Alabama is getting ready to release what ostensibly is their first new studio album in nearly 15 years, yet the buzz around this upcoming project seems to be somewhere between muted to virtually non-existent. Over thirty #1 singles, three consecutive Entertainer of the Year awards back in the 80’s, and aside from the core fandom of the band, frankly nobody seems too excited, or even aware the new album is on the way.

Maybe that says something sad about where country music is today, or maybe it speaks to the mixed legacy of Alabama. The only reason Alabama wasn’t known as a pop country band in their day is because nobody really knew what pop country was during that era. Many of their hit singles were pretty simple compositions and concepts, and many were songs about songs, or music—“Song of the South,” “Mountain Music,” “If You’re Gonna Play in Texas.” But Alabama is also like the CCR of country; you start digging through their collected works and it’s just one song after another that was a super hit on radio, and reminds you of a by-gone time and a warm memory, just like a country song is supposed to do. They knew how to hone in on a good melody and put a popular sentiment behind it, and were as good or better than anyone at it in their era.

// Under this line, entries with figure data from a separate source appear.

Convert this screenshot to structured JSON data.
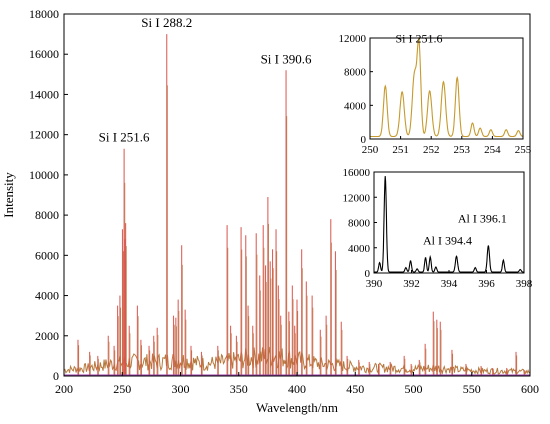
{
  "chart_data": [
    {
      "id": "main",
      "type": "line",
      "xlabel": "Wavelength/nm",
      "ylabel": "Intensity",
      "xlim": [
        200,
        600
      ],
      "ylim": [
        0,
        18000
      ],
      "xticks": [
        200,
        250,
        300,
        350,
        400,
        450,
        500,
        550,
        600
      ],
      "yticks": [
        0,
        2000,
        4000,
        6000,
        8000,
        10000,
        12000,
        14000,
        16000,
        18000
      ],
      "grid": false,
      "legend": "none",
      "colors": {
        "spectrum": "#b5793e",
        "lines": "#d9534a"
      },
      "peak_annotations": [
        {
          "label": "Si I 251.6",
          "x": 251.6,
          "y": 11300
        },
        {
          "label": "Si I 288.2",
          "x": 288.2,
          "y": 17000
        },
        {
          "label": "Si I 390.6",
          "x": 390.6,
          "y": 15200
        }
      ],
      "lines": [
        {
          "x": 212,
          "y": 1800
        },
        {
          "x": 222,
          "y": 1200
        },
        {
          "x": 229,
          "y": 1000
        },
        {
          "x": 238,
          "y": 2000
        },
        {
          "x": 243,
          "y": 1500
        },
        {
          "x": 246,
          "y": 3500
        },
        {
          "x": 248,
          "y": 4000
        },
        {
          "x": 250.2,
          "y": 7300
        },
        {
          "x": 251.6,
          "y": 11300
        },
        {
          "x": 252.4,
          "y": 6800
        },
        {
          "x": 252.9,
          "y": 7600
        },
        {
          "x": 256,
          "y": 2500
        },
        {
          "x": 263,
          "y": 3500
        },
        {
          "x": 266,
          "y": 1800
        },
        {
          "x": 273,
          "y": 1500
        },
        {
          "x": 277,
          "y": 2000
        },
        {
          "x": 280,
          "y": 2400
        },
        {
          "x": 288.2,
          "y": 17000
        },
        {
          "x": 294,
          "y": 3000
        },
        {
          "x": 296,
          "y": 2900
        },
        {
          "x": 298,
          "y": 3800
        },
        {
          "x": 301,
          "y": 6500
        },
        {
          "x": 304,
          "y": 3300
        },
        {
          "x": 309,
          "y": 1500
        },
        {
          "x": 318,
          "y": 1200
        },
        {
          "x": 332,
          "y": 1500
        },
        {
          "x": 340,
          "y": 7500
        },
        {
          "x": 343,
          "y": 2500
        },
        {
          "x": 348,
          "y": 2000
        },
        {
          "x": 352,
          "y": 7400
        },
        {
          "x": 356,
          "y": 7000
        },
        {
          "x": 358,
          "y": 3500
        },
        {
          "x": 362,
          "y": 2500
        },
        {
          "x": 365,
          "y": 7100
        },
        {
          "x": 368,
          "y": 5000
        },
        {
          "x": 371,
          "y": 7500
        },
        {
          "x": 373,
          "y": 5500
        },
        {
          "x": 375,
          "y": 8900
        },
        {
          "x": 377,
          "y": 5700
        },
        {
          "x": 379,
          "y": 6300
        },
        {
          "x": 382,
          "y": 7300
        },
        {
          "x": 384,
          "y": 4500
        },
        {
          "x": 386,
          "y": 3000
        },
        {
          "x": 390.6,
          "y": 15200
        },
        {
          "x": 393,
          "y": 3200
        },
        {
          "x": 396,
          "y": 4500
        },
        {
          "x": 398,
          "y": 2500
        },
        {
          "x": 400,
          "y": 3800
        },
        {
          "x": 404,
          "y": 6300
        },
        {
          "x": 408,
          "y": 4700
        },
        {
          "x": 413,
          "y": 4000
        },
        {
          "x": 420,
          "y": 2300
        },
        {
          "x": 425,
          "y": 3000
        },
        {
          "x": 429,
          "y": 7800
        },
        {
          "x": 433,
          "y": 6200
        },
        {
          "x": 438,
          "y": 2700
        },
        {
          "x": 443,
          "y": 1000
        },
        {
          "x": 453,
          "y": 800
        },
        {
          "x": 462,
          "y": 700
        },
        {
          "x": 470,
          "y": 600
        },
        {
          "x": 480,
          "y": 700
        },
        {
          "x": 492,
          "y": 1000
        },
        {
          "x": 498,
          "y": 600
        },
        {
          "x": 505,
          "y": 800
        },
        {
          "x": 510,
          "y": 1600
        },
        {
          "x": 517,
          "y": 3200
        },
        {
          "x": 520,
          "y": 2800
        },
        {
          "x": 523,
          "y": 2700
        },
        {
          "x": 533,
          "y": 1300
        },
        {
          "x": 545,
          "y": 600
        },
        {
          "x": 558,
          "y": 500
        },
        {
          "x": 568,
          "y": 400
        },
        {
          "x": 580,
          "y": 400
        },
        {
          "x": 588,
          "y": 1200
        },
        {
          "x": 595,
          "y": 300
        }
      ],
      "baseline": [
        {
          "x": 200,
          "y": 300
        },
        {
          "x": 220,
          "y": 400
        },
        {
          "x": 240,
          "y": 600
        },
        {
          "x": 260,
          "y": 700
        },
        {
          "x": 280,
          "y": 700
        },
        {
          "x": 300,
          "y": 800
        },
        {
          "x": 320,
          "y": 600
        },
        {
          "x": 340,
          "y": 700
        },
        {
          "x": 360,
          "y": 900
        },
        {
          "x": 380,
          "y": 1000
        },
        {
          "x": 400,
          "y": 800
        },
        {
          "x": 420,
          "y": 600
        },
        {
          "x": 440,
          "y": 500
        },
        {
          "x": 460,
          "y": 400
        },
        {
          "x": 480,
          "y": 400
        },
        {
          "x": 500,
          "y": 350
        },
        {
          "x": 520,
          "y": 400
        },
        {
          "x": 540,
          "y": 300
        },
        {
          "x": 560,
          "y": 250
        },
        {
          "x": 580,
          "y": 250
        },
        {
          "x": 600,
          "y": 200
        }
      ]
    },
    {
      "id": "inset_top",
      "type": "line",
      "xlim": [
        250,
        255
      ],
      "ylim": [
        0,
        12000
      ],
      "xticks": [
        250,
        251,
        252,
        253,
        254,
        255
      ],
      "yticks": [
        0,
        4000,
        8000,
        12000
      ],
      "grid": false,
      "color": "#c69a2e",
      "peak_annotations": [
        {
          "label": "Si I 251.6",
          "x": 251.6,
          "y": 11000
        }
      ],
      "peaks": [
        {
          "x": 250.5,
          "y": 6000,
          "w": 0.06
        },
        {
          "x": 251.05,
          "y": 5300,
          "w": 0.07
        },
        {
          "x": 251.45,
          "y": 7200,
          "w": 0.07
        },
        {
          "x": 251.6,
          "y": 10800,
          "w": 0.06
        },
        {
          "x": 251.95,
          "y": 5400,
          "w": 0.07
        },
        {
          "x": 252.4,
          "y": 6500,
          "w": 0.07
        },
        {
          "x": 252.85,
          "y": 7000,
          "w": 0.06
        },
        {
          "x": 253.35,
          "y": 1600,
          "w": 0.05
        },
        {
          "x": 253.6,
          "y": 1000,
          "w": 0.05
        },
        {
          "x": 253.95,
          "y": 800,
          "w": 0.05
        },
        {
          "x": 254.45,
          "y": 800,
          "w": 0.05
        },
        {
          "x": 254.85,
          "y": 700,
          "w": 0.05
        }
      ],
      "baseline_level": 300
    },
    {
      "id": "inset_bottom",
      "type": "line",
      "xlim": [
        390,
        398
      ],
      "ylim": [
        0,
        16000
      ],
      "xticks": [
        390,
        392,
        394,
        396,
        398
      ],
      "yticks": [
        0,
        4000,
        8000,
        12000,
        16000
      ],
      "grid": false,
      "color": "#000000",
      "peak_annotations": [
        {
          "label": "Al I 396.1",
          "x": 396.1,
          "y": 4500
        },
        {
          "label": "Al I 394.4",
          "x": 394.4,
          "y": 2600
        }
      ],
      "peaks": [
        {
          "x": 390.3,
          "y": 1500,
          "w": 0.05
        },
        {
          "x": 390.6,
          "y": 15200,
          "w": 0.06
        },
        {
          "x": 391.7,
          "y": 700,
          "w": 0.05
        },
        {
          "x": 391.95,
          "y": 1800,
          "w": 0.05
        },
        {
          "x": 392.3,
          "y": 500,
          "w": 0.05
        },
        {
          "x": 392.75,
          "y": 2300,
          "w": 0.05
        },
        {
          "x": 393.0,
          "y": 2400,
          "w": 0.05
        },
        {
          "x": 393.3,
          "y": 800,
          "w": 0.05
        },
        {
          "x": 394.4,
          "y": 2500,
          "w": 0.06
        },
        {
          "x": 395.4,
          "y": 700,
          "w": 0.05
        },
        {
          "x": 396.1,
          "y": 4200,
          "w": 0.06
        },
        {
          "x": 396.9,
          "y": 1900,
          "w": 0.05
        },
        {
          "x": 397.8,
          "y": 400,
          "w": 0.05
        }
      ],
      "baseline_level": 150
    }
  ]
}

Alabama is easy to pick on and hard to hate, and they’re members of the Country Music Hall of Famers, and deservedly so. But I can’t imagine a more jarring and ill-advised way to end their 15-year recording hiatus than with the title track of their upcoming September 18th release, “Southern Drawl.” For the people who’ve been pointing to Alabama as the precursor of Bro-Country, well you just got a glowing piece of evidence toward your argument delivered to you on a silver platter, with fireworks shooting out of the centerpiece, sparklers lining the sides, and spotlights shooting straight down on it. “Southern Drawl” is a formulaic, aggressively laundry list, stereotypical Bro-Country song if there ever was one that is so embarrassingly pandering in nature it carries the unintended gift of accidental comedy.

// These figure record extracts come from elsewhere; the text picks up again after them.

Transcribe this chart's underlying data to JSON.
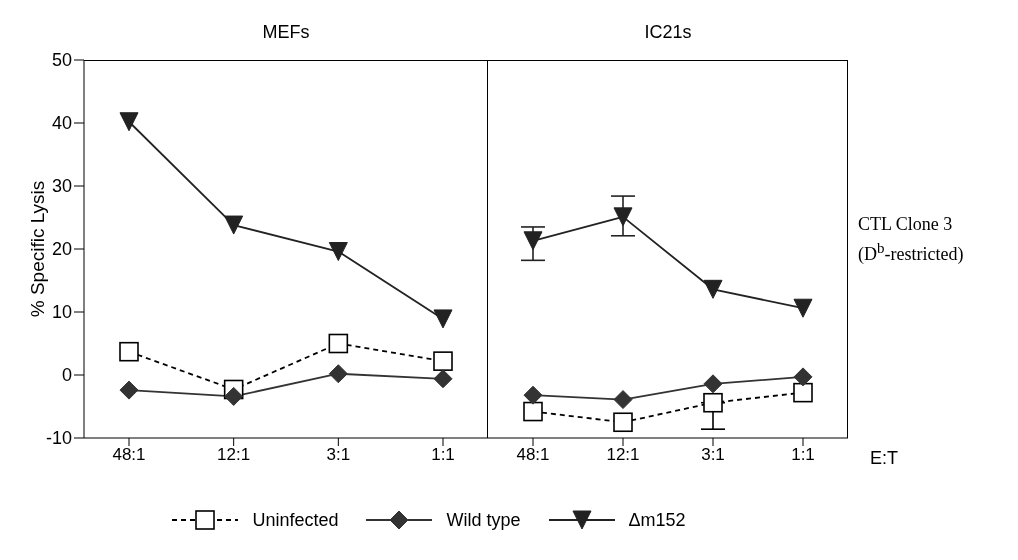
{
  "chart_data": [
    {
      "type": "line",
      "title": "MEFs",
      "ylabel": "% Specific Lysis",
      "categories": [
        "48:1",
        "12:1",
        "3:1",
        "1:1"
      ],
      "ylim": [
        -10,
        50
      ],
      "yticks": [
        -10,
        0,
        10,
        20,
        30,
        40,
        50
      ],
      "legend": "bottom",
      "grid": false,
      "series": [
        {
          "name": "Uninfected",
          "color": "#000000",
          "marker": "square",
          "line_style": "dashed",
          "values": [
            3.7,
            -2.3,
            5.0,
            2.2
          ]
        },
        {
          "name": "Wild type",
          "color": "#333333",
          "marker": "diamond",
          "line_style": "solid",
          "values": [
            -2.4,
            -3.4,
            0.2,
            -0.6
          ]
        },
        {
          "name": "Δm152",
          "color": "#222222",
          "marker": "triangle",
          "line_style": "solid",
          "values": [
            40.2,
            23.8,
            19.6,
            8.9
          ]
        }
      ]
    },
    {
      "type": "line",
      "title": "IC21s",
      "xlabel": "E:T",
      "categories": [
        "48:1",
        "12:1",
        "3:1",
        "1:1"
      ],
      "ylim": [
        -10,
        50
      ],
      "yticks": [
        -10,
        0,
        10,
        20,
        30,
        40,
        50
      ],
      "tick_labels": "x",
      "legend": false,
      "grid": false,
      "annotations": [
        "CTL Clone 3",
        "(D$^{b}$-restricted)"
      ],
      "series": [
        {
          "color": "#000000",
          "marker": "square",
          "line_style": "dashed",
          "values": [
            -5.8,
            -7.5,
            -4.4,
            -2.8
          ],
          "errors": [
            null,
            null,
            [
              -8.6,
              -4.4
            ],
            null
          ]
        },
        {
          "color": "#333333",
          "marker": "diamond",
          "line_style": "solid",
          "values": [
            -3.2,
            -3.9,
            -1.4,
            -0.3
          ]
        },
        {
          "color": "#222222",
          "marker": "triangle",
          "line_style": "solid",
          "values": [
            21.3,
            25.1,
            13.6,
            10.6
          ],
          "errors": [
            [
              18.2,
              23.5
            ],
            [
              22.1,
              28.4
            ],
            null,
            null
          ]
        }
      ]
    }
  ]
}
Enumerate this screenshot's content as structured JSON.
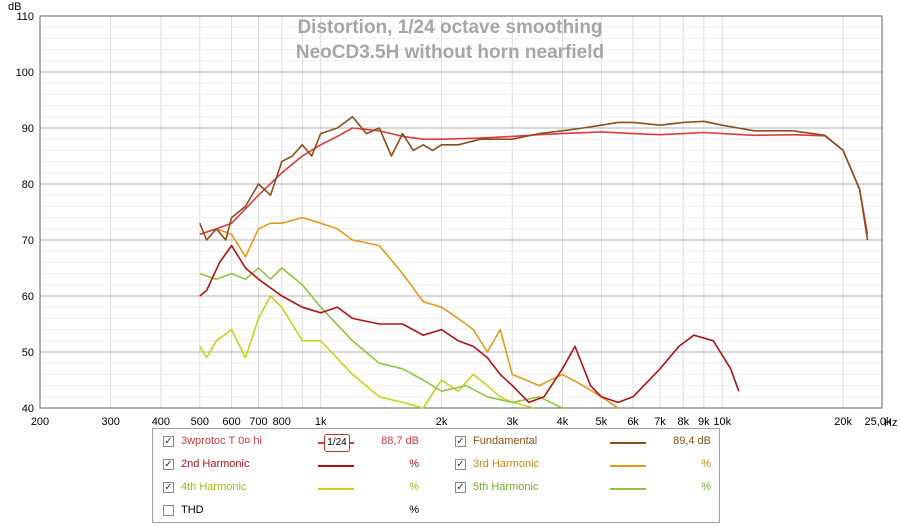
{
  "chart_data": {
    "type": "line",
    "title": "Distortion, 1/24 octave smoothing",
    "subtitle": "NeoCD3.5H without horn nearfield",
    "ylabel": "dB",
    "xunit": "Hz",
    "xscale": "log",
    "xlim": [
      200,
      25000
    ],
    "ylim": [
      40,
      110
    ],
    "grid": true,
    "x_ticks": [
      {
        "v": 200,
        "label": "200"
      },
      {
        "v": 300,
        "label": "300"
      },
      {
        "v": 400,
        "label": "400"
      },
      {
        "v": 500,
        "label": "500"
      },
      {
        "v": 600,
        "label": "600"
      },
      {
        "v": 700,
        "label": "700"
      },
      {
        "v": 800,
        "label": "800"
      },
      {
        "v": 1000,
        "label": "1k"
      },
      {
        "v": 2000,
        "label": "2k"
      },
      {
        "v": 3000,
        "label": "3k"
      },
      {
        "v": 4000,
        "label": "4k"
      },
      {
        "v": 5000,
        "label": "5k"
      },
      {
        "v": 6000,
        "label": "6k"
      },
      {
        "v": 7000,
        "label": "7k"
      },
      {
        "v": 8000,
        "label": "8k"
      },
      {
        "v": 9000,
        "label": "9k"
      },
      {
        "v": 10000,
        "label": "10k"
      },
      {
        "v": 20000,
        "label": "20k"
      },
      {
        "v": 25000,
        "label": "25,0k"
      }
    ],
    "y_ticks": [
      40,
      50,
      60,
      70,
      80,
      90,
      100,
      110
    ],
    "series": [
      {
        "name": "3wprotoc T 0¤ hi",
        "color": "#e0393e",
        "x": [
          500,
          550,
          600,
          700,
          800,
          900,
          1000,
          1100,
          1200,
          1400,
          1600,
          1800,
          2000,
          2500,
          3000,
          3500,
          4000,
          5000,
          6000,
          7000,
          8000,
          9000,
          10000,
          12000,
          15000,
          18000,
          20000,
          22000,
          23000
        ],
        "y": [
          71,
          72,
          73,
          78,
          82,
          85,
          87,
          88.5,
          90,
          89.5,
          88.5,
          88,
          88,
          88.2,
          88.5,
          88.8,
          89,
          89.3,
          89,
          88.8,
          89,
          89.2,
          89,
          88.7,
          88.8,
          88.6,
          86,
          79,
          71
        ]
      },
      {
        "name": "Fundamental",
        "color": "#8b4f1c",
        "x": [
          500,
          520,
          550,
          580,
          600,
          650,
          700,
          750,
          800,
          850,
          900,
          950,
          1000,
          1100,
          1200,
          1300,
          1400,
          1500,
          1600,
          1700,
          1800,
          1900,
          2000,
          2200,
          2500,
          3000,
          3500,
          4000,
          4500,
          5000,
          5500,
          6000,
          7000,
          8000,
          9000,
          10000,
          12000,
          15000,
          18000,
          20000,
          22000,
          23000
        ],
        "y": [
          73,
          70,
          72,
          70,
          74,
          76,
          80,
          78,
          84,
          85,
          87,
          85,
          89,
          90,
          92,
          89,
          90,
          85,
          89,
          86,
          87,
          86,
          87,
          87,
          88,
          88,
          89,
          89.5,
          90,
          90.5,
          91,
          91,
          90.5,
          91,
          91.2,
          90.5,
          89.5,
          89.5,
          88.7,
          86,
          79,
          70
        ]
      },
      {
        "name": "2nd Harmonic",
        "color": "#b01218",
        "x": [
          500,
          520,
          560,
          600,
          650,
          700,
          800,
          900,
          1000,
          1100,
          1200,
          1400,
          1600,
          1800,
          2000,
          2200,
          2400,
          2600,
          2800,
          3000,
          3300,
          3600,
          4000,
          4300,
          4700,
          5000,
          5500,
          6000,
          7000,
          7800,
          8500,
          9500,
          10500,
          11000
        ],
        "y": [
          60,
          61,
          66,
          69,
          65,
          63,
          60,
          58,
          57,
          58,
          56,
          55,
          55,
          53,
          54,
          52,
          51,
          49,
          46,
          44,
          41,
          42,
          47,
          51,
          44,
          42,
          41,
          42,
          47,
          51,
          53,
          52,
          47,
          43
        ]
      },
      {
        "name": "3rd Harmonic",
        "color": "#e69a1a",
        "x": [
          500,
          550,
          600,
          650,
          700,
          750,
          800,
          900,
          1000,
          1100,
          1200,
          1400,
          1600,
          1800,
          2000,
          2200,
          2400,
          2600,
          2800,
          3000,
          3500,
          4000,
          4500,
          5000,
          5500
        ],
        "y": [
          71,
          72,
          71,
          67,
          72,
          73,
          73,
          74,
          73,
          72,
          70,
          69,
          64,
          59,
          58,
          56,
          54,
          50,
          54,
          46,
          44,
          46,
          44,
          42,
          40
        ]
      },
      {
        "name": "4th Harmonic",
        "color": "#c7d31f",
        "x": [
          500,
          520,
          550,
          600,
          650,
          700,
          750,
          800,
          900,
          1000,
          1200,
          1400,
          1600,
          1800,
          2000,
          2200,
          2400,
          2600,
          2800,
          3000,
          3400
        ],
        "y": [
          51,
          49,
          52,
          54,
          49,
          56,
          60,
          58,
          52,
          52,
          46,
          42,
          41,
          40,
          45,
          43,
          46,
          44,
          42,
          41,
          40
        ]
      },
      {
        "name": "5th Harmonic",
        "color": "#8ec63f",
        "x": [
          500,
          550,
          600,
          650,
          700,
          750,
          800,
          900,
          1000,
          1200,
          1400,
          1600,
          1800,
          2000,
          2300,
          2600,
          3000,
          3500,
          4000
        ],
        "y": [
          64,
          63,
          64,
          63,
          65,
          63,
          65,
          62,
          58,
          52,
          48,
          47,
          45,
          43,
          44,
          42,
          41,
          42,
          40
        ]
      }
    ]
  },
  "legend": {
    "rows": [
      [
        {
          "checked": true,
          "label": "3wprotoc T 0¤ hi",
          "label_color": "#d0393e",
          "line_color": "#e0393e",
          "smoothing": "1/24",
          "value": "88,7 dB",
          "value_color": "#d0393e"
        },
        {
          "checked": true,
          "label": "Fundamental",
          "label_color": "#8b4f1c",
          "line_color": "#8b4f1c",
          "value": "89,4 dB",
          "value_color": "#8b4f1c"
        }
      ],
      [
        {
          "checked": true,
          "label": "2nd Harmonic",
          "label_color": "#b01218",
          "line_color": "#b01218",
          "value": "%",
          "value_color": "#b01218"
        },
        {
          "checked": true,
          "label": "3rd Harmonic",
          "label_color": "#c98a10",
          "line_color": "#e69a1a",
          "value": "%",
          "value_color": "#c98a10"
        }
      ],
      [
        {
          "checked": true,
          "label": "4th Harmonic",
          "label_color": "#aab51a",
          "line_color": "#c7d31f",
          "value": "%",
          "value_color": "#aab51a"
        },
        {
          "checked": true,
          "label": "5th Harmonic",
          "label_color": "#6fae2c",
          "line_color": "#8ec63f",
          "value": "%",
          "value_color": "#6fae2c"
        }
      ],
      [
        {
          "checked": false,
          "label": "THD",
          "label_color": "#000000",
          "line_color": null,
          "value": "%",
          "value_color": "#000000"
        }
      ]
    ]
  }
}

From the “We Will Rock You” intro, to the obnoxious overdriven arena rock guitar, to the awkwardly and uncharacteristically non-synchronous performances by Alabama founding members Randy Owen, Teddy Gentry, and Jeff Cook, “Southern Drawl” isn’t just bad, it’s something that makes you wish you could go back and completely erase it from your country music consciousness lest it run rampant through your memory and sully any rosy regards you had for Alabama’s past accomplishments. Yes, it’s that terrible.

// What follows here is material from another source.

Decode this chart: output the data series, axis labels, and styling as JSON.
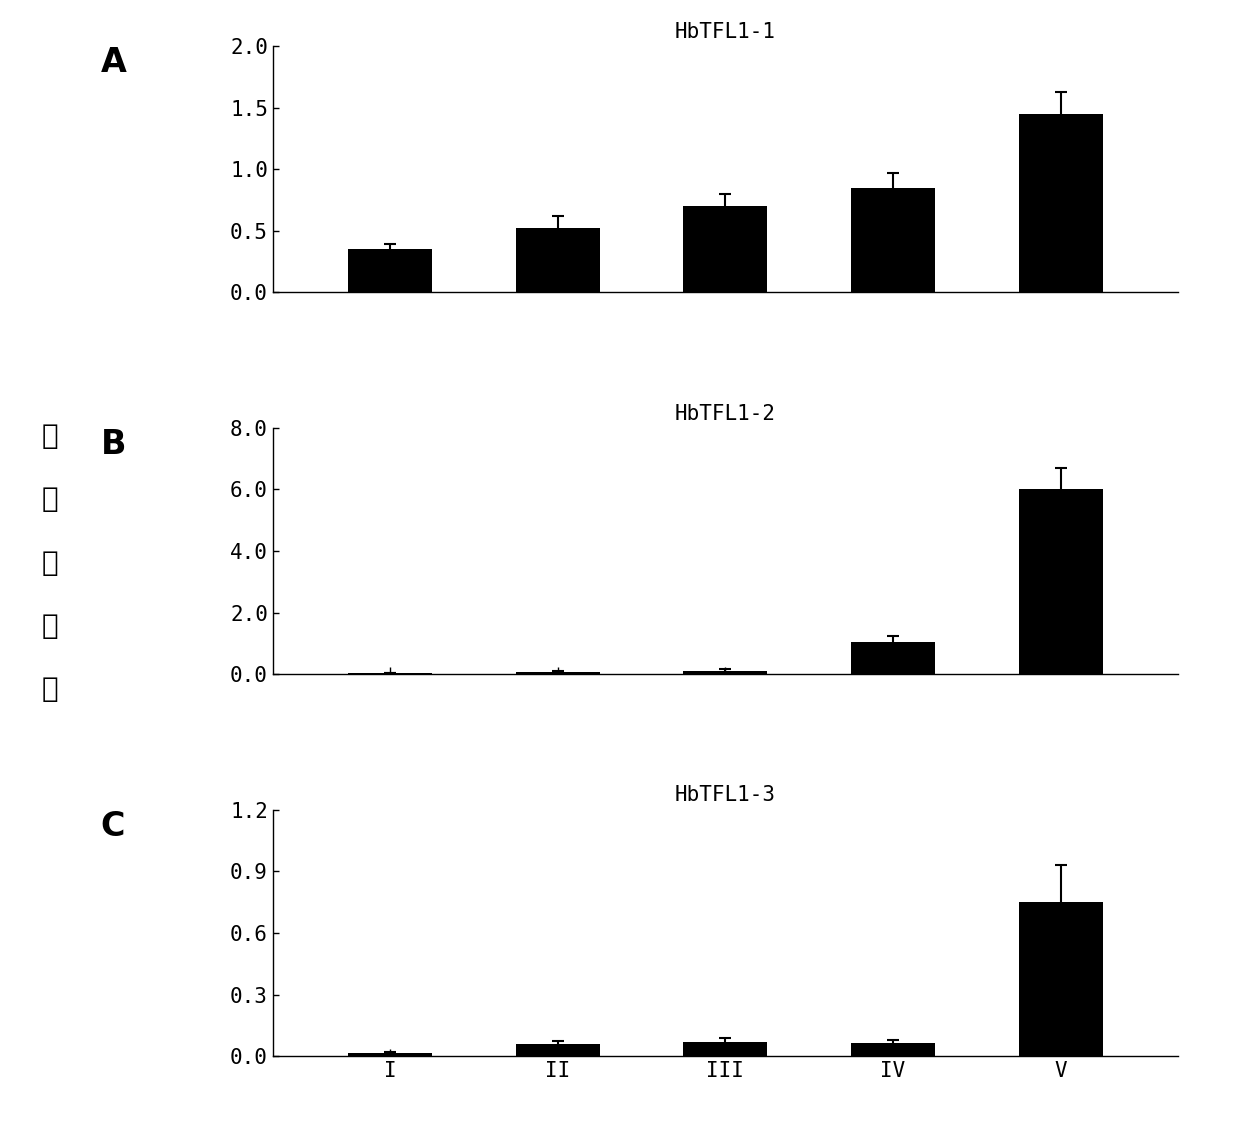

If Maddie & Tae were standing to the side of the stage with their checklist, every square would be marked by the end of “Southern Drawl.” Beer, trucks, backroads, the interjected praising of the troops thrown in—it’s all here. Alabama even piped in a crowd cheering for them throughout the track. I mean the hubris of this thing. And listening to these guys trying to emulate the melody-vacant rhythmic pentameter of a modern Bro-Country song is like the country music equivalent of some 60-year-old original-era rappers coming out with clocks around their necks trying to perform modern hip-hop. Word to your mother. Alabama is just completely out of their element, and can barely keep up with the instrument track.

If you needed any more evidence that 2015 is the year of selling out in country music, this is it. Alabama waited 15 years to premier this? And the thing about selling out is that you better be successful with it because otherwise you alienate your core fans and still don’t reap the rewards of a commercially-successful move. This is the unfortunate place so many country artists who entered 2015 with their dignity still in tact are finding themselves in, and you can add Alabama to the list. “Southern Drawl” was premiered by Billboard on September 3rd, and by the time of this review, still hadn’t received even 2,500 listens on SoundCloud. 15 years, and this is the amount of enthusiasm and anticipation Alabama can draw for this song.

“Southern Drawl” will be one of the worst songs to be released in country music in all of 2015. The album Southern Drawl can only be better than this first song, because it would be impossible for it to be any worse. “Southern Drawl” not only fails to create any bit of interest for their new album, it even fails to live up to even the most modest accounts of Alabama’s legacy.